It’s very hard to find original thought.
Orison Swett Marden was part of “The New Thought Movement,” a spiritual group that emphasized metaphysical beliefs and personal development. While there were religious overtones, the philosophies were fundamentally based on infinite insight and intelligence.
Here’s a classic Marden quote:
Don’t wait for extraordinary opportunities. Seize common occasions and make them great. Weak men wait for opportunities; strong men make them.
Marden was influenced and inspired—as were many—by one of the original personal-development writers, Samuel Smiles. Smiles was an original. The Smiles book, Self-Help, was the trigger for Marden’s career. “The little book was the friction which awakened the spark sleeping in the flint,” Marden is quoted as saying. The 21st century translation might be, “Samuel Smiles lit my fire.”
Early in his life, Marden came across the Smiles book by accident, while rummaging through an attic. He became an evangelist for the book, and for his own positive-thinking philosophy. When he looked for more books, and found few, his mission was set. Study, write, publish, preach, speak—and by being a living example of his writings, set the standard for others to follow.
You might know some of the original writers who preceded Marden. The most prominent author was William James, a physiologist and a pragmatist. James hung out with a bunch of brainiacs, the most notable being P.T. Barnum, Mark Twain, Horatio Alger and Sigmund Freud. (Not a bad group of guys.)
It’s more interesting to note who followed Orison Swett Marden, most notably Napoleon Hill (Think and Grow Rich) and Dale Carnegie (How To Win Friends and Influence People). These guys came 30 years after Marden founded SUCCESS magazine in the late 1890s. Also note that Napoleon Hill was a significant contributor, and he also published his own magazine in the late teens and 1920s called Hill’s Golden Rule. The subtitle: For those who think and want to grow. (Sound familiar?) As popular as Napoleon Hill was (and is), he was a disciple and a follower of Orison Swett Marden.
Marden had one amazing contemporary. Elbert Hubbard. Their work often appeared in other magazines, but they never wrote anything together. I can only assume that they knew one another, and corresponded with one another, out of respect for their mutual capabilities. They were competitors in their time. While Marden was writing Pushing to the Front, Hubbard was writing Message to Garcia. They both began their own publications. Hubbard’s was the magazine FRA. They both were exceptionally prolific authors. Hubbard and Marden were considered the thought leaders of their time.
Marden expanded the original thoughts of Smiles to an unprecedented degree. Not just a prolific writer, he was also a speaker, an editor, a publisher, a doctor and a lawyer. Marden’s books could be found in the library of every major early-American industrialist. He was the word, and words, of success and spirit.
Orison Swett Marden wrote more than 60 books in a period of 30 years without a word processor, and barely with a typewriter. He was an educated person, having graduated from Boston University, Andover Theological Seminary, and Harvard University with M.D. and LL.B. degrees. He also went back to school to master oratory skills. Wow!

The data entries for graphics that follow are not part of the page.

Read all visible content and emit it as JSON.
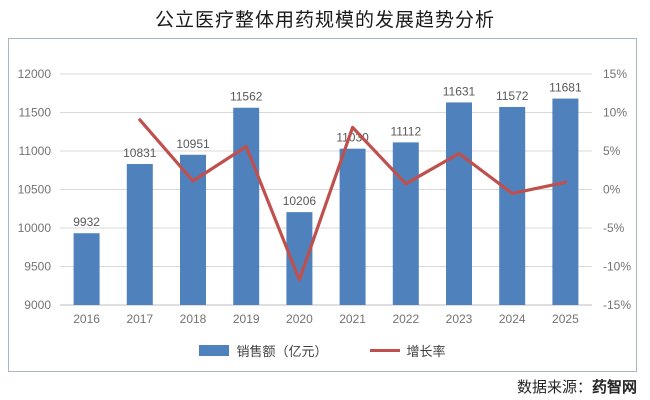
{
  "title": "公立医疗整体用药规模的发展趋势分析",
  "source": {
    "prefix": "数据来源：",
    "name": "药智网"
  },
  "colors": {
    "bar": "#4F81BD",
    "line": "#C0504D",
    "grid": "#D9D9D9",
    "axis_line": "#BFBFBF",
    "tick_text": "#737373",
    "label_text": "#595959",
    "frame_border": "#A9B6C2",
    "title_text": "#1A1A1A"
  },
  "chart_data": {
    "type": "bar+line combo",
    "title": "公立医疗整体用药规模的发展趋势分析",
    "categories": [
      "2016",
      "2017",
      "2018",
      "2019",
      "2020",
      "2021",
      "2022",
      "2023",
      "2024",
      "2025"
    ],
    "series": [
      {
        "name": "销售额（亿元）",
        "type": "bar",
        "axis": "left",
        "values": [
          9932,
          10831,
          10951,
          11562,
          10206,
          11030,
          11112,
          11631,
          11572,
          11681
        ]
      },
      {
        "name": "增长率",
        "type": "line",
        "axis": "right",
        "values": [
          null,
          9.05,
          1.11,
          5.58,
          -11.73,
          8.07,
          0.74,
          4.67,
          -0.51,
          0.94
        ]
      }
    ],
    "left_axis": {
      "min": 9000,
      "max": 12000,
      "step": 500,
      "tick_labels": [
        "12000",
        "11500",
        "11000",
        "10500",
        "10000",
        "9500",
        "9000"
      ]
    },
    "right_axis": {
      "min": -15,
      "max": 15,
      "step": 5,
      "tick_labels": [
        "15%",
        "10%",
        "5%",
        "0%",
        "-5%",
        "-10%",
        "-15%"
      ]
    },
    "bar_value_labels_visible": true,
    "grid": "horizontal",
    "legend_position": "bottom"
  }
}
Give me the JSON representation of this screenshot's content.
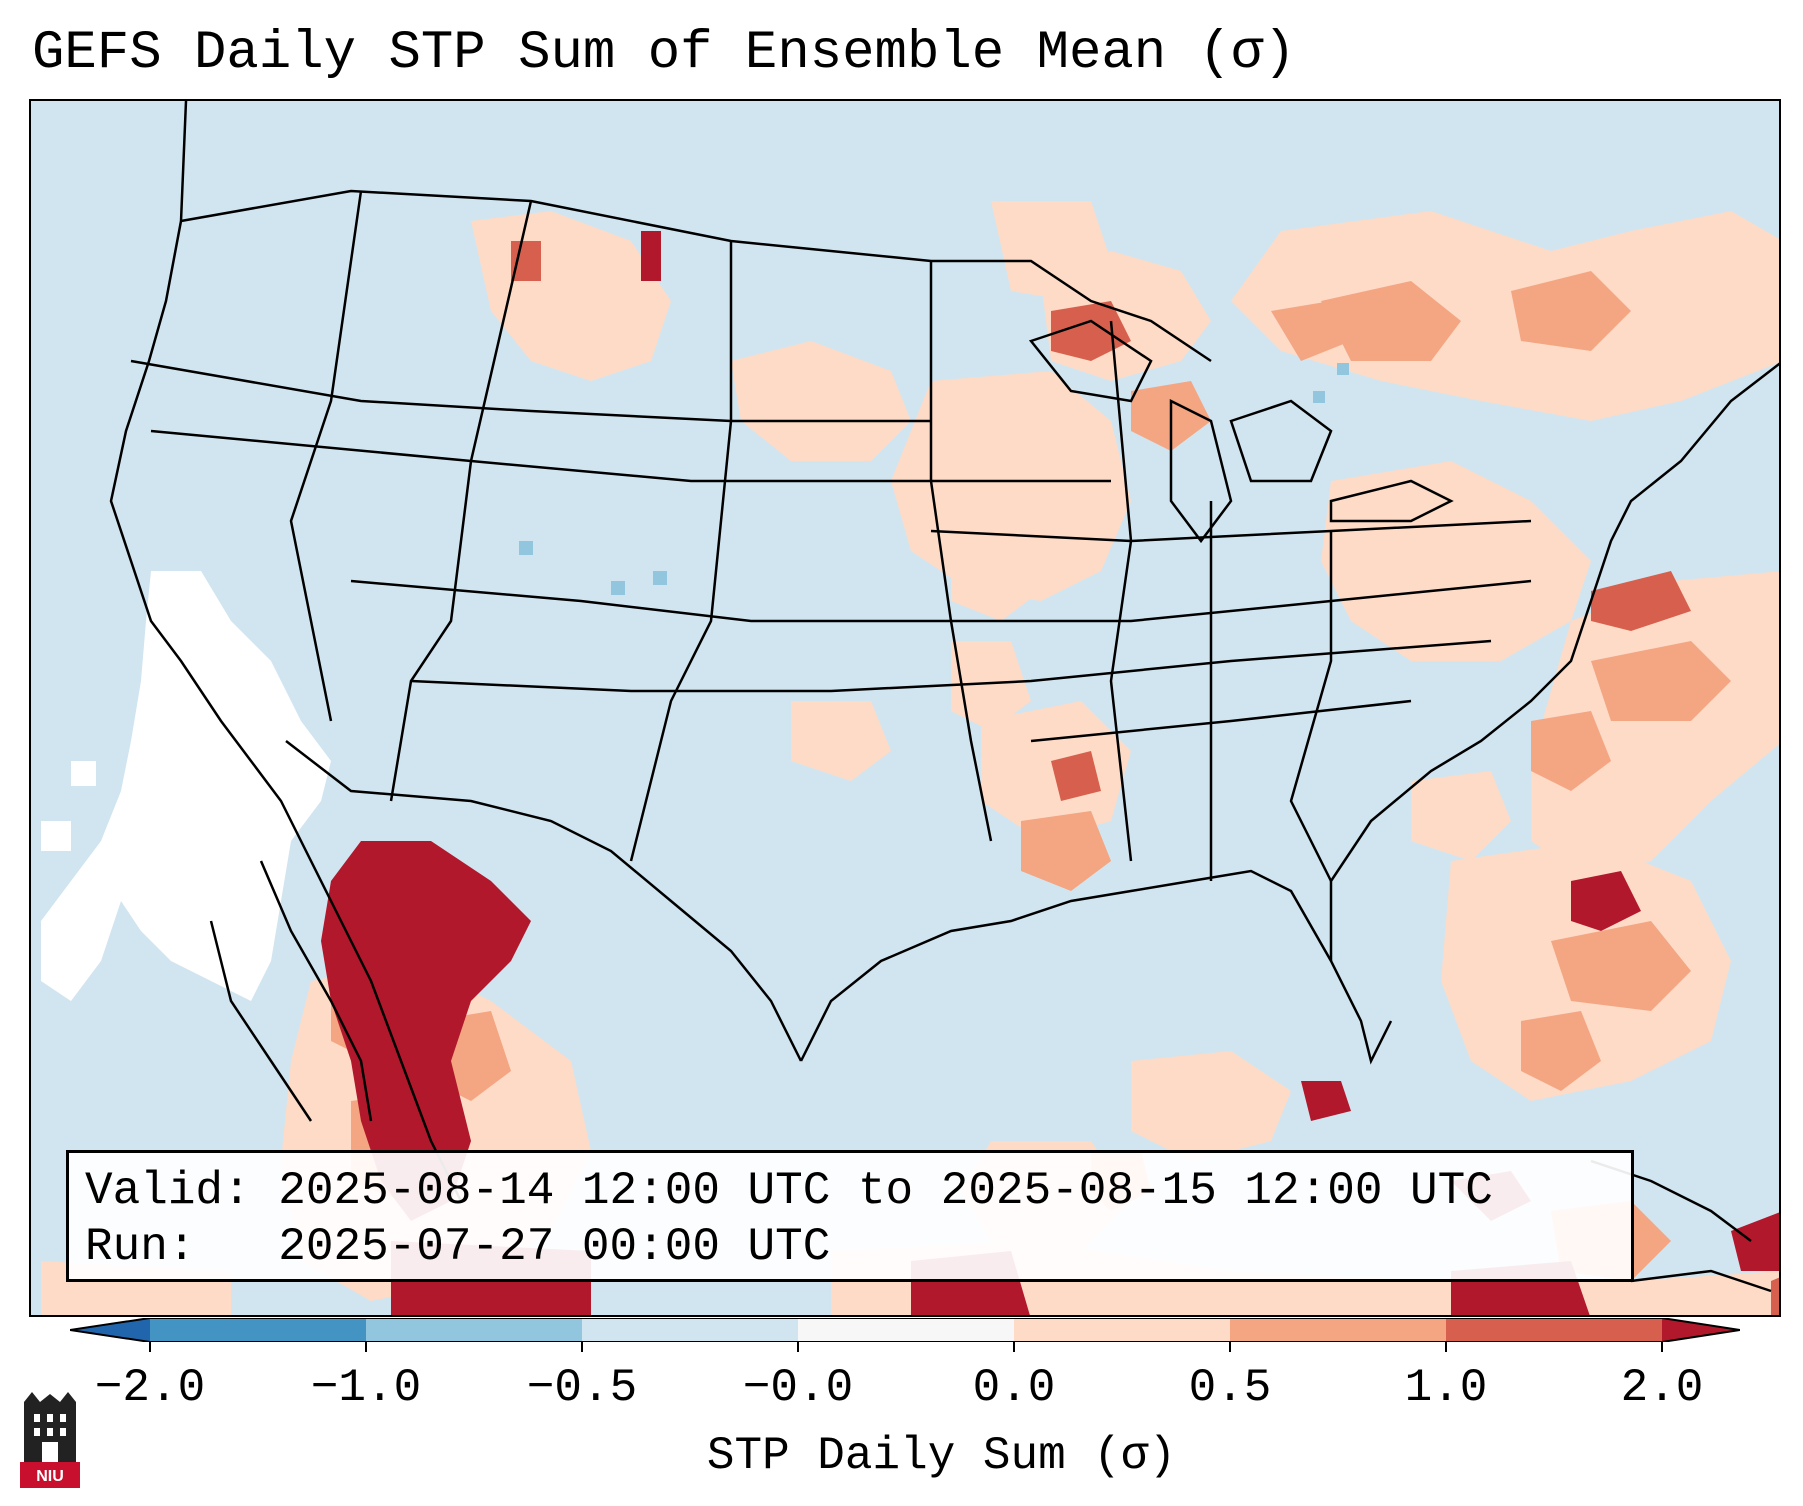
{
  "title": "GEFS Daily STP Sum of Ensemble Mean (σ)",
  "info": {
    "valid_label": "Valid:",
    "valid_value": "2025-08-14 12:00 UTC to 2025-08-15 12:00 UTC",
    "run_label": "Run:",
    "run_value": "2025-07-27 00:00 UTC"
  },
  "colorbar": {
    "title": "STP Daily Sum (σ)",
    "ticks": [
      "−2.0",
      "−1.0",
      "−0.5",
      "−0.0",
      "0.0",
      "0.5",
      "1.0",
      "2.0"
    ],
    "colors": {
      "under": "#2166ac",
      "bin_neg2_neg1": "#4393c3",
      "bin_neg1_neg05": "#92c5de",
      "bin_neg05_0": "#d1e5f0",
      "bin_zero": "#f7f7f7",
      "bin_0_05": "#fddbc7",
      "bin_05_1": "#f4a582",
      "bin_1_2": "#d6604d",
      "over": "#b2182b"
    }
  },
  "map": {
    "background_color": "#d1e5f0",
    "no_data_color": "#ffffff",
    "border_color": "#000000"
  },
  "logo": {
    "text": "NIU",
    "color": "#c8102e"
  }
}
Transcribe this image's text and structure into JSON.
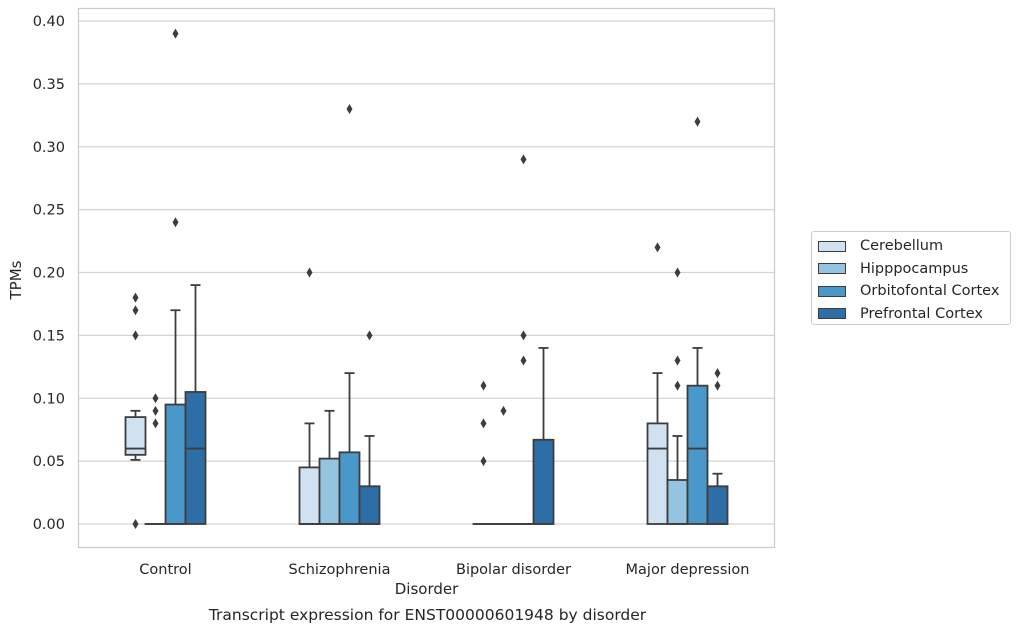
{
  "chart_data": {
    "type": "box",
    "caption": "Transcript expression for ENST00000601948 by disorder",
    "xlabel": "Disorder",
    "ylabel": "TPMs",
    "ylim": [
      -0.018,
      0.41
    ],
    "yticks": [
      0.0,
      0.05,
      0.1,
      0.15,
      0.2,
      0.25,
      0.3,
      0.35,
      0.4
    ],
    "ytick_labels": [
      "0.00",
      "0.05",
      "0.10",
      "0.15",
      "0.20",
      "0.25",
      "0.30",
      "0.35",
      "0.40"
    ],
    "grid": "horizontal",
    "legend_position": "right",
    "categories": [
      "Control",
      "Schizophrenia",
      "Bipolar disorder",
      "Major depression"
    ],
    "series": [
      {
        "name": "Cerebellum",
        "color": "#d0e1f2",
        "boxes": [
          {
            "q1": 0.055,
            "median": 0.06,
            "q3": 0.085,
            "whisker_low": 0.051,
            "whisker_high": 0.09,
            "outliers": [
              0.18,
              0.17,
              0.15,
              0.0
            ]
          },
          {
            "q1": 0.0,
            "median": 0.0,
            "q3": 0.045,
            "whisker_low": 0.0,
            "whisker_high": 0.08,
            "outliers": [
              0.2
            ]
          },
          {
            "q1": 0.0,
            "median": 0.0,
            "q3": 0.0,
            "whisker_low": 0.0,
            "whisker_high": 0.0,
            "outliers": [
              0.11,
              0.08,
              0.05
            ]
          },
          {
            "q1": 0.0,
            "median": 0.06,
            "q3": 0.08,
            "whisker_low": 0.0,
            "whisker_high": 0.12,
            "outliers": [
              0.22
            ]
          }
        ]
      },
      {
        "name": "Hipppocampus",
        "color": "#94c4df",
        "boxes": [
          {
            "q1": 0.0,
            "median": 0.0,
            "q3": 0.0,
            "whisker_low": 0.0,
            "whisker_high": 0.0,
            "outliers": [
              0.1,
              0.09,
              0.08
            ]
          },
          {
            "q1": 0.0,
            "median": 0.0,
            "q3": 0.052,
            "whisker_low": 0.0,
            "whisker_high": 0.09,
            "outliers": []
          },
          {
            "q1": 0.0,
            "median": 0.0,
            "q3": 0.0,
            "whisker_low": 0.0,
            "whisker_high": 0.0,
            "outliers": [
              0.09
            ]
          },
          {
            "q1": 0.0,
            "median": 0.0,
            "q3": 0.035,
            "whisker_low": 0.0,
            "whisker_high": 0.07,
            "outliers": [
              0.2,
              0.13,
              0.11
            ]
          }
        ]
      },
      {
        "name": "Orbitofontal Cortex",
        "color": "#4a98c9",
        "boxes": [
          {
            "q1": 0.0,
            "median": 0.0,
            "q3": 0.095,
            "whisker_low": 0.0,
            "whisker_high": 0.17,
            "outliers": [
              0.39,
              0.24
            ]
          },
          {
            "q1": 0.0,
            "median": 0.0,
            "q3": 0.057,
            "whisker_low": 0.0,
            "whisker_high": 0.12,
            "outliers": [
              0.33
            ]
          },
          {
            "q1": 0.0,
            "median": 0.0,
            "q3": 0.0,
            "whisker_low": 0.0,
            "whisker_high": 0.0,
            "outliers": [
              0.29,
              0.15,
              0.13
            ]
          },
          {
            "q1": 0.0,
            "median": 0.06,
            "q3": 0.11,
            "whisker_low": 0.0,
            "whisker_high": 0.14,
            "outliers": [
              0.32
            ]
          }
        ]
      },
      {
        "name": "Prefrontal Cortex",
        "color": "#2e6ea6",
        "boxes": [
          {
            "q1": 0.0,
            "median": 0.06,
            "q3": 0.105,
            "whisker_low": 0.0,
            "whisker_high": 0.19,
            "outliers": []
          },
          {
            "q1": 0.0,
            "median": 0.0,
            "q3": 0.03,
            "whisker_low": 0.0,
            "whisker_high": 0.07,
            "outliers": [
              0.15
            ]
          },
          {
            "q1": 0.0,
            "median": 0.0,
            "q3": 0.067,
            "whisker_low": 0.0,
            "whisker_high": 0.14,
            "outliers": []
          },
          {
            "q1": 0.0,
            "median": 0.0,
            "q3": 0.03,
            "whisker_low": 0.0,
            "whisker_high": 0.04,
            "outliers": [
              0.12,
              0.11
            ]
          }
        ]
      }
    ]
  }
}
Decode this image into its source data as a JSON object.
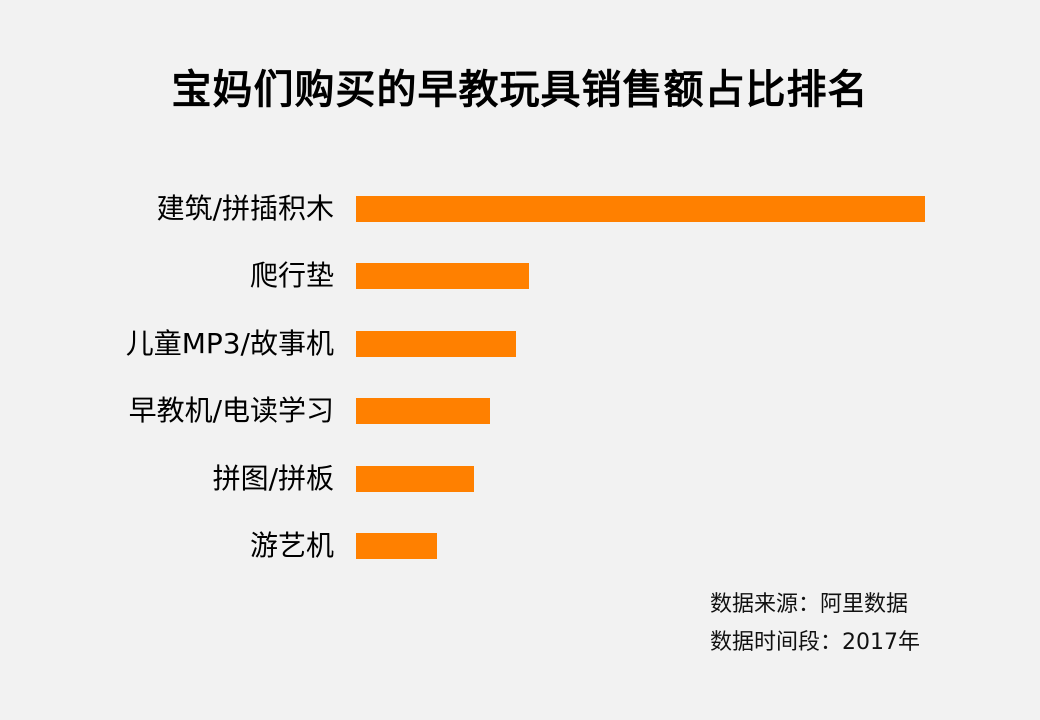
{
  "chart_data": {
    "type": "bar",
    "orientation": "horizontal",
    "title": "宝妈们购买的早教玩具销售额占比排名",
    "categories": [
      "建筑/拼插积木",
      "爬行垫",
      "儿童MP3/故事机",
      "早教机/电读学习",
      "拼图/拼板",
      "游艺机"
    ],
    "values": [
      100,
      30.4,
      28.2,
      23.6,
      20.8,
      14.2
    ],
    "xlabel": "",
    "ylabel": "",
    "xlim": [
      0,
      100
    ],
    "grid": false,
    "bar_color": "#ff8000"
  },
  "notes": {
    "source": "数据来源：阿里数据",
    "period": "数据时间段：2017年"
  }
}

Marden was successful at every endeavor because he was a student who put his knowledge to work. And through his religious beliefs, he literally practiced what he preached. His genius allowed him to take on business ventures, capture publishing opportunities, study every aspect of life, and still speak and write. His success came from putting all those elements into positive execution and achievement.
When I wrote The Patterson Principles in 2002 (now titled Jeffrey Gitomer’s Little Platinum Book of Cha-Ching!) my research took me to Dayton, Ohio, the home of John Patterson and the business he founded, the National Cash Register Company (NCR). I was contacted by a bookseller in Dayton who offered me several books from the Patterson library dating to the turn of the century—the 20th century. These books were actually signed by Patterson to connote ownership, and they include passages he underlined because he found them meaningful and wanted to act on them. I bought the books without hesitation.
One of the books I purchased was He Who Thinks He Can, by Orison Swett Marden, with passages generously underlined by the hand of John Patterson. Wow!
In my collection of Marden’s work I have a personal letter sent by Marden to potential subscribers of his SUCCESS magazine (early direct mail). It gives a rare glimpse into the philosophy and salesmanship of the founder.
Dated 1922 and signed by Marden himself, the letter has a quote at the top of the page that reads,
“Impossibilities are merely the half-hearted efforts of quitters.” The letter begins: “Dear Dreamer,” and exhorts readers to “grant [their] imagination full sway. For never before in the history of the world has the door of opportunity been flung so wide.”
The words in this classic solicitation are timeless.
Through the years, I have been influenced by many writers and thinkers. Orison Swett Marden is at the top of my short list. Not just as a writer, but as a thinker. Not just an author, but someone who practiced what he thought.
Start reading Marden today. Many of his works have been reprinted in paperback. Own a few and get a feeling for his philosophies and ideas. What’s the best way to apply Marden’s wisdom to your life? Start studying, and apply what feels comfortable for you.